Comment fêter une énième fois la naissance de mon petit-fils ? Yvan Roux nous a annoncé des « petits farcis ». Dans mon esprit, ce sont de petits artichauts farcis. Mais ici, il s’agit aussi bien de courgettes que d’aubergines, de champignons ou de gros oignons, gavés d’une farce au goût intense. C’est l’occasion d’ouvrir deux flacons. Le Champagne Perrier-Jouët rosé 1966 se justifie car c’est l’année de mon mariage avec la grand-mère du nouveau-né, et le Château Laville Haut-Brion 1979 se justifie par l’année en neuf, qui a juste trente ans à la naissance du nouveau venu.
Le Champagne Perrier-Jouët rosé 1966 a une couleur qui m’inquiète un peu, car elle vire vers le marron. Le nez est superbe. La bulle a presque totalement disparu et le goût, avec un peu d’aération, est radicalement charmeur. Plus le temps passe et plus l’impression de la complexité de ce champagne s’affirme. On l’imagine en compagnon idéal de folies gastronomiques et je verrais bien un pigeon juste rosé sur ce beau champagne. Mais le temps passant, le charme agit moins.

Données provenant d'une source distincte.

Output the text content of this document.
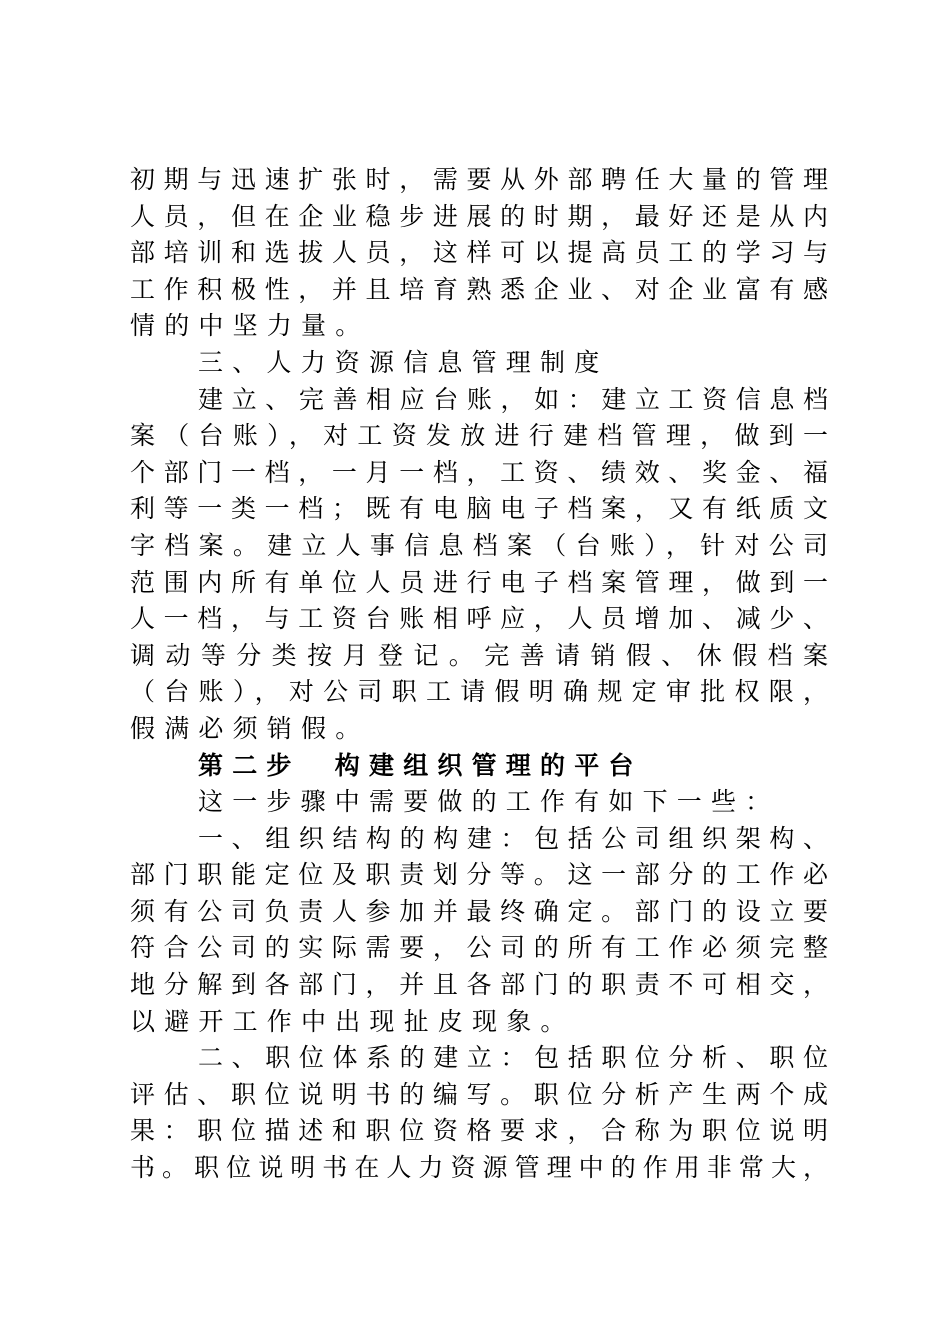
初期与迅速扩张时，需要从外部聘任大量的管理
人员，但在企业稳步进展的时期，最好还是从内
部培训和选拔人员，这样可以提高员工的学习与
工作积极性，并且培育熟悉企业、对企业富有感
情的中坚力量。
三、人力资源信息管理制度
建立、完善相应台账，如：建立工资信息档
案（台账），对工资发放进行建档管理，做到一
个部门一档，一月一档，工资、绩效、奖金、福
利等一类一档；既有电脑电子档案，又有纸质文
字档案。建立人事信息档案（台账），针对公司
范围内所有单位人员进行电子档案管理，做到一
人一档，与工资台账相呼应，人员增加、减少、
调动等分类按月登记。完善请销假、休假档案
（台账），对公司职工请假明确规定审批权限，
假满必须销假。
第二步　构建组织管理的平台
这一步骤中需要做的工作有如下一些：
一、组织结构的构建：包括公司组织架构、
部门职能定位及职责划分等。这一部分的工作必
须有公司负责人参加并最终确定。部门的设立要
符合公司的实际需要，公司的所有工作必须完整
地分解到各部门，并且各部门的职责不可相交，
以避开工作中出现扯皮现象。
二、职位体系的建立：包括职位分析、职位
评估、职位说明书的编写。职位分析产生两个成
果：职位描述和职位资格要求，合称为职位说明
书。职位说明书在人力资源管理中的作用非常大，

Me remémorant de magistraux rosés de cette maison et de cette même année, il me semble qu’on est très loin de ce que ce champagne peut offrir.
Le Château Laville Haut-Brion 1979 a un parfum impérial. Pénétrant, envoûtant et racé, il impressionne. Sa couleur est d’une folle jeunesse, car il est encore d’une clarté juvénile. En bouche, ce qui frappe, c’est son extrême longueur. Ce blanc est magnifique, en pleine sérénité, donnant des notes mentholées dans le final et des fleurs blanches au milieu de palais. Le vin est splendide, mais par un soir de canicule, dès que le vin se réchauffe, une impression glycérinée bloque tout le talent de ce grand vin.
Les petits farcis jouent poliment leur rôle de faire-valoir en ânonnant leur texte.
On sait bien qu’il faudrait cesser de boire des grands vins dans les chaleurs de l’été caniculaires. Mais si on est condamné à ne plus fêter un petit-fils, alors, oublions vite toute sagesse.